Yeah I know that in principle dealing with corporations is voluntarily, and this *does* make a difference. But in a world where infrastructure is increasingly privatized and monopolized, doing so has high social and practical costs.
Let's say I don't want VISA anywhere in my finances. I'm not aware of -any- Norwegian bank whose debit-cards aren't also visa-cards, quite possibly it'd thus mean foregoing paying with plastic alltogether, and foregoing ATMs too, in favor of withdrawing money in the actual bank, with extremely limited opening-hours, and high fees. (in contrast to ATM-withdrawal or in-store-plastic-payment which is free)
Let's say I don't want Facebook. Thing is, in a world where 95%+ of my peers use *precisely* that for sharing information on their lives, and for stuff like inviting people to parties, what's the social cost for this decision ?

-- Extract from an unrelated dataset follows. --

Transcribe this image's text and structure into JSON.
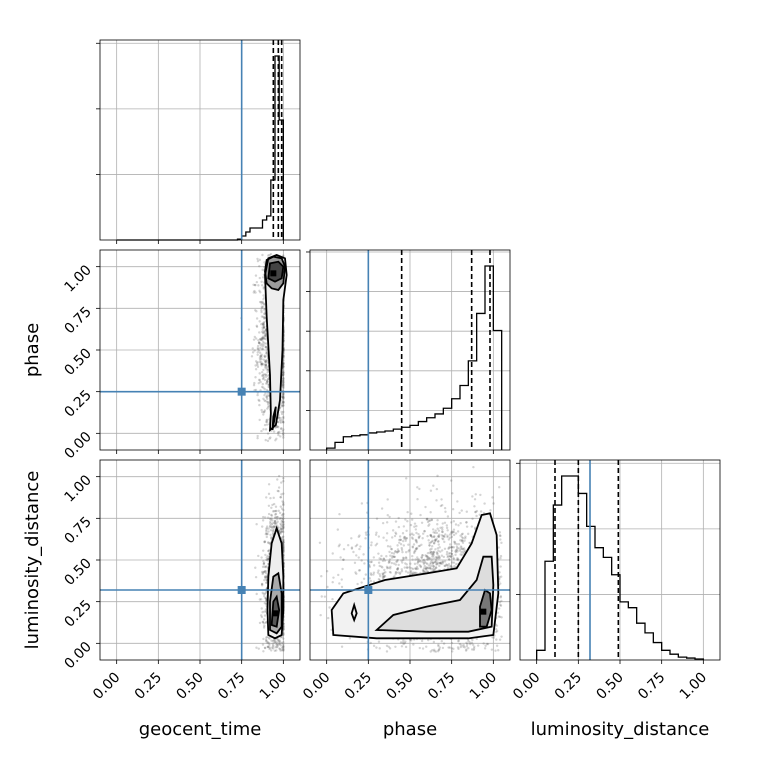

The village square and the village market used to be publicly owned spaces, with free speech. Todays village square and village market are named Facebook and Ebay, they're privately owned and your freedoms are limited to those which are profitable for the owners.
I'd be in favor of less government, if I thought that the alternative was more freedom. Sadly, I don't. To me it seems the alternative is more power to privately owned corporations instead. The solution doesn't tend to be "let's stop doing that", instead the solution tends to be "let's privatize that!"